EV & Charging Updated April 2026

Vehicle-to-Load

V2L

A feature that lets an EV power external devices or appliances directly from its traction battery via a built-in outlet. Common on Hyundai, Kia, and BYD models sold in Australia.

What it does

Vehicle-to-Load lets you plug appliances into your EV as if it were a generator or large power bank. The car provides AC power from its traction battery through either a built-in socket (usually Type 2 via an adaptor, or a dedicated 230V outlet) or an adaptor connected to the charging port.

Typical output is 3.6 kW continuous - roughly equivalent to a standard Australian 15A power outlet. That’s enough for most camping gear, power tools, a refrigerator, lighting, a coffee machine, or even a portable air conditioner.

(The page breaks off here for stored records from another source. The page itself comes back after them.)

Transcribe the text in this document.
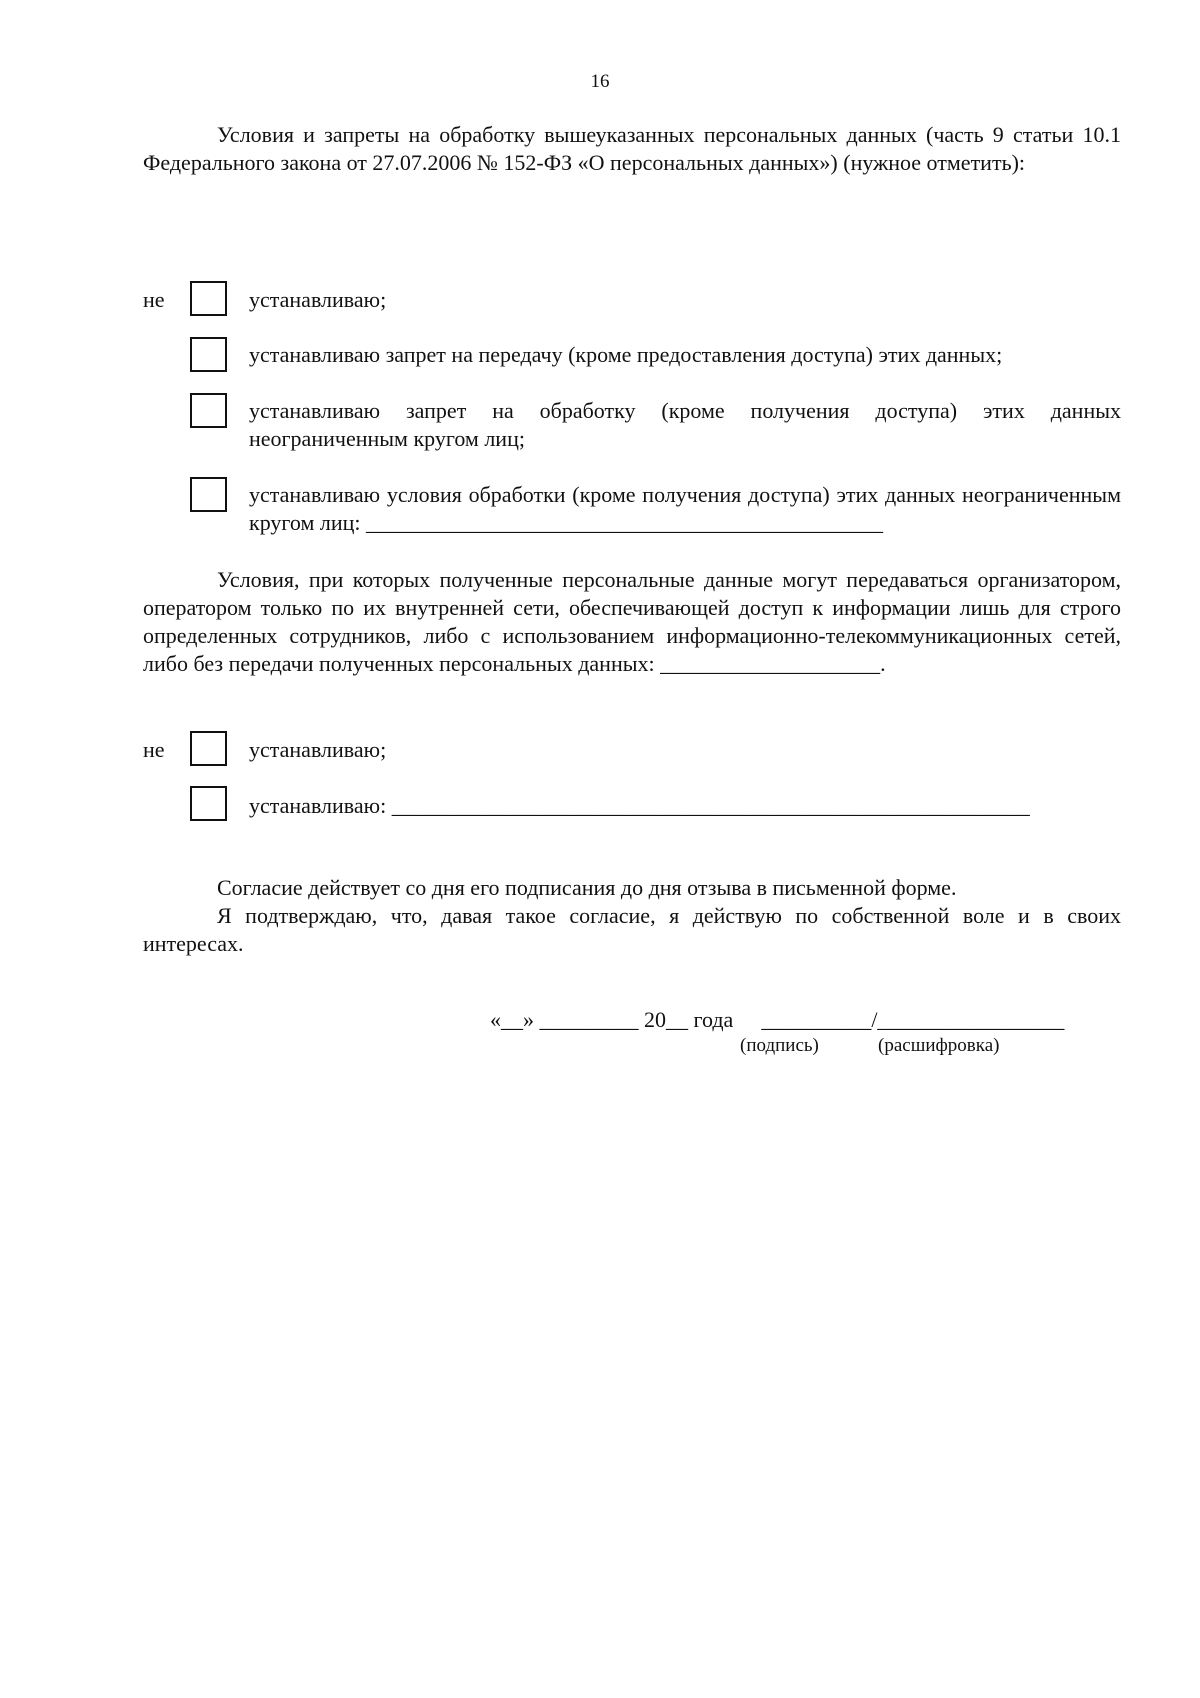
16
Условия и запреты на обработку вышеуказанных персональных данных (часть 9 статьи 10.1 Федерального закона от 27.07.2006 № 152-ФЗ «О персональных данных») (нужное отметить):
не	устанавливаю;
устанавливаю запрет на передачу (кроме предоставления доступа) этих данных;
устанавливаю запрет на обработку (кроме получения доступа) этих данных неограниченным кругом лиц;
устанавливаю условия обработки (кроме получения доступа) этих данных неограниченным кругом лиц: _______________________________________________
Условия, при которых полученные персональные данные могут передаваться организатором, оператором только по их внутренней сети, обеспечивающей доступ к информации лишь для строго определенных сотрудников, либо с использованием информационно-телекоммуникационных сетей, либо без передачи полученных персональных данных: ____________________.
не	устанавливаю;
устанавливаю: __________________________________________________________
Согласие действует со дня его подписания до дня отзыва в письменной форме.
Я подтверждаю, что, давая такое согласие, я действую по собственной воле и в своих интересах.
«__» _________ 20__ года __________/_________________
(подпись)	(расшифровка)
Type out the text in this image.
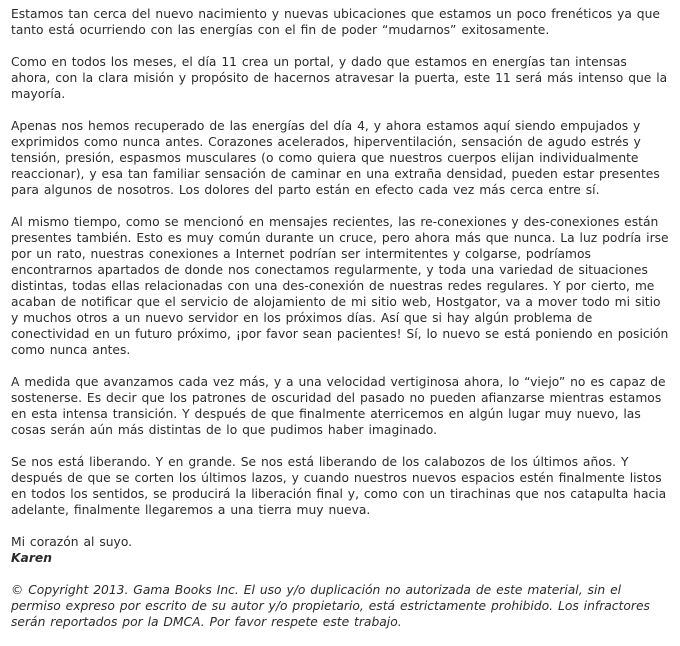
Estamos tan cerca del nuevo nacimiento y nuevas ubicaciones que estamos un poco frenéticos ya que tanto está ocurriendo con las energías con el fin de poder “mudarnos” exitosamente.

Como en todos los meses, el día 11 crea un portal, y dado que estamos en energías tan intensas ahora, con la clara misión y propósito de hacernos atravesar la puerta, este 11 será más intenso que la mayoría.

Apenas nos hemos recuperado de las energías del día 4, y ahora estamos aquí siendo empujados y exprimidos como nunca antes. Corazones acelerados, hiperventilación, sensación de agudo estrés y tensión, presión, espasmos musculares (o como quiera que nuestros cuerpos elijan individualmente reaccionar), y esa tan familiar sensación de caminar en una extraña densidad, pueden estar presentes para algunos de nosotros. Los dolores del parto están en efecto cada vez más cerca entre sí.

Al mismo tiempo, como se mencionó en mensajes recientes, las re-conexiones y des-conexiones están presentes también. Esto es muy común durante un cruce, pero ahora más que nunca. La luz podría irse por un rato, nuestras conexiones a Internet podrían ser intermitentes y colgarse, podríamos encontrarnos apartados de donde nos conectamos regularmente, y toda una variedad de situaciones distintas, todas ellas relacionadas con una des-conexión de nuestras redes regulares. Y por cierto, me acaban de notificar que el servicio de alojamiento de mi sitio web, Hostgator, va a mover todo mi sitio y muchos otros a un nuevo servidor en los próximos días. Así que si hay algún problema de conectividad en un futuro próximo, ¡por favor sean pacientes! Sí, lo nuevo se está poniendo en posición como nunca antes.

A medida que avanzamos cada vez más, y a una velocidad vertiginosa ahora, lo “viejo” no es capaz de sostenerse. Es decir que los patrones de oscuridad del pasado no pueden afianzarse mientras estamos en esta intensa transición. Y después de que finalmente aterricemos en algún lugar muy nuevo, las cosas serán aún más distintas de lo que pudimos haber imaginado.

Se nos está liberando. Y en grande. Se nos está liberando de los calabozos de los últimos años. Y después de que se corten los últimos lazos, y cuando nuestros nuevos espacios estén finalmente listos en todos los sentidos, se producirá la liberación final y, como con un tirachinas que nos catapulta hacia adelante, finalmente llegaremos a una tierra muy nueva.

Mi corazón al suyo.
Karen

© Copyright 2013. Gama Books Inc. El uso y/o duplicación no autorizada de este material, sin el permiso expreso por escrito de su autor y/o propietario, está estrictamente prohibido. Los infractores serán reportados por la DMCA. Por favor respete este trabajo.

Which Australian EVs have it

V2L has become a standard feature rather than a premium option on many vehicles:

  • Hyundai IONIQ 5 and IONIQ 6 - 3.6 kW via charging port adaptor + internal outlet (NZ/IONIQ 5 has indoor socket in the front boot)
  • Kia EV6 and EV9 - 3.6 kW via adaptor
  • Kia EV5 - V2L standard across all variants
  • Genesis GV60
  • BYD Atto 3 and Seal - V2L via adaptor

Tesla vehicles do not currently offer V2L in Australia.

Practical uses

The obvious use case is camping or worksites where mains power isn’t available. A fully charged 77 kWh battery running a 3.6 kW load continuously would last around 18 hours before hitting the 20% SoC buffer. In practice, nobody runs an EV flat in the field - using a fraction of the battery for a weekend away costs very little in energy terms.

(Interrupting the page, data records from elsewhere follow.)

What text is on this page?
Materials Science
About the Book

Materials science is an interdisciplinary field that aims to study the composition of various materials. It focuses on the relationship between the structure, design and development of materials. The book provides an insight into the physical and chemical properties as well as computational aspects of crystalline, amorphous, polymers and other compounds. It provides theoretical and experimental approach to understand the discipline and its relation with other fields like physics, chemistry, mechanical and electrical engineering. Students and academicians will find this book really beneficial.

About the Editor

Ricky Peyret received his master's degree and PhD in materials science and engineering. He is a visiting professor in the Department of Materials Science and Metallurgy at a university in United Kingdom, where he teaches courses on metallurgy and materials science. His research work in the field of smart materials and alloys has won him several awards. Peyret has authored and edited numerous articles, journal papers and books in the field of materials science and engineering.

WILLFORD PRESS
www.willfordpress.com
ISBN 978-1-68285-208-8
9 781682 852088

Beyond recreation, V2L has proved useful during power outages for running essential household appliances temporarily. It’s not as capable as a proper home battery backup - you’re limited to the ~3.6 kW output rate, so you can’t run an entire house at full load - but keeping the fridge, lights, and router alive during a blackout is practical.

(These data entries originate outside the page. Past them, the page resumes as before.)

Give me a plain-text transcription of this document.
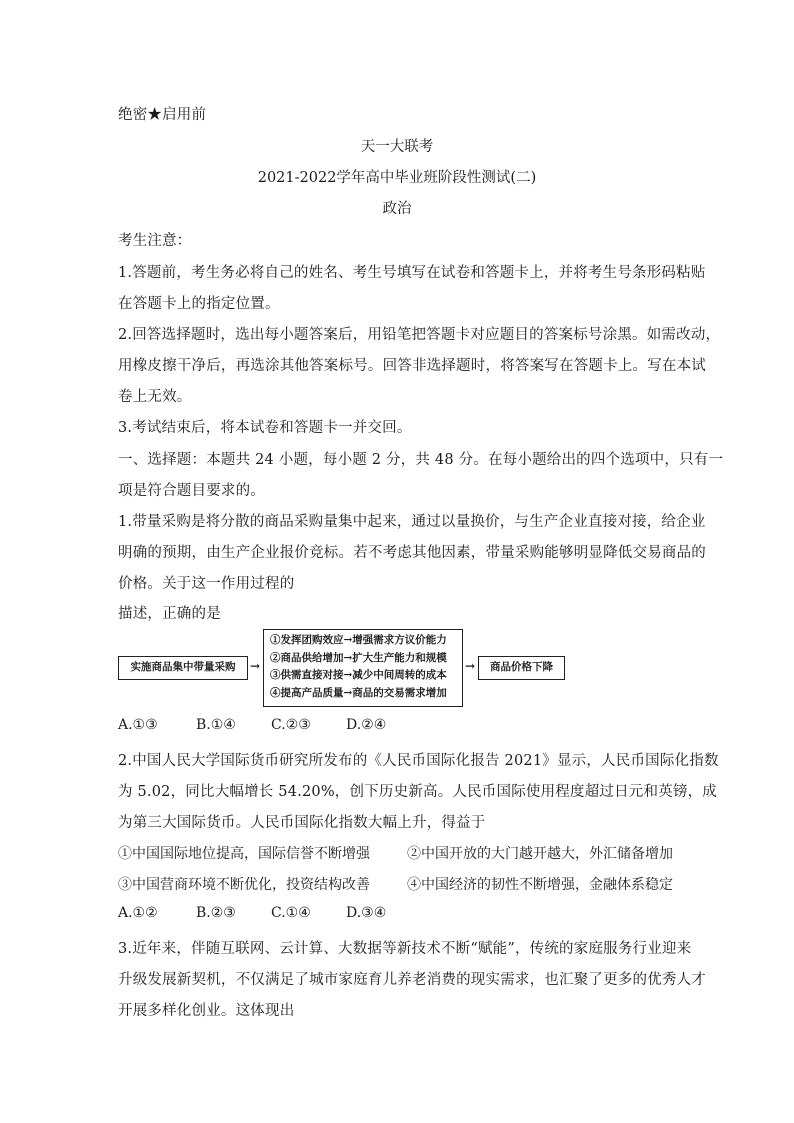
绝密★启用前
天一大联考
2021-2022学年高中毕业班阶段性测试(二)
政治
考生注意：
1.答题前，考生务必将自己的姓名、考生号填写在试卷和答题卡上，并将考生号条形码粘贴
在答题卡上的指定位置。
2.回答选择题时，选出每小题答案后，用铅笔把答题卡对应题目的答案标号涂黑。如需改动，
用橡皮擦干净后，再选涂其他答案标号。回答非选择题时，将答案写在答题卡上。写在本试
卷上无效。
3.考试结束后，将本试卷和答题卡一并交回。
一、选择题：本题共 24 小题，每小题 2 分，共 48 分。在每小题给出的四个选项中，只有一
项是符合题目要求的。
1.带量采购是将分散的商品采购量集中起来，通过以量换价，与生产企业直接对接，给企业
明确的预期，由生产企业报价竞标。若不考虑其他因素，带量采购能够明显降低交易商品的
价格。关于这一作用过程的
描述，正确的是
实施商品集中带量采购	→
①发挥团购效应→增强需求方议价能力
②商品供给增加→扩大生产能力和规模
③供需直接对接→减少中间周转的成本
④提高产品质量→商品的交易需求增加
→	商品价格下降
A.①③	B.①④	C.②③	D.②④
2.中国人民大学国际货币研究所发布的《人民币国际化报告 2021》显示，人民币国际化指数
为 5.02，同比大幅增长 54.20%，创下历史新高。人民币国际使用程度超过日元和英镑，成
为第三大国际货币。人民币国际化指数大幅上升，得益于
①中国国际地位提高，国际信誉不断增强	②中国开放的大门越开越大，外汇储备增加
③中国营商环境不断优化，投资结构改善	④中国经济的韧性不断增强，金融体系稳定
A.①②	B.②③	C.①④	D.③④
3.近年来，伴随互联网、云计算、大数据等新技术不断“赋能”，传统的家庭服务行业迎来
升级发展新契机，不仅满足了城市家庭育儿养老消费的现实需求，也汇聚了更多的优秀人才
开展多样化创业。这体现出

How it differs from V2H and V2G

V2L is self-contained: the output goes directly to a device or appliance. It doesn’t integrate with your home’s electrical system. V2H and V2G both discharge the battery back into the home’s wiring or the grid - which requires specific bidirectional charging hardware, network approval for V2G, and different connector standards. V2L is much simpler to enable and has no regulatory requirements beyond what’s already approved for the vehicle.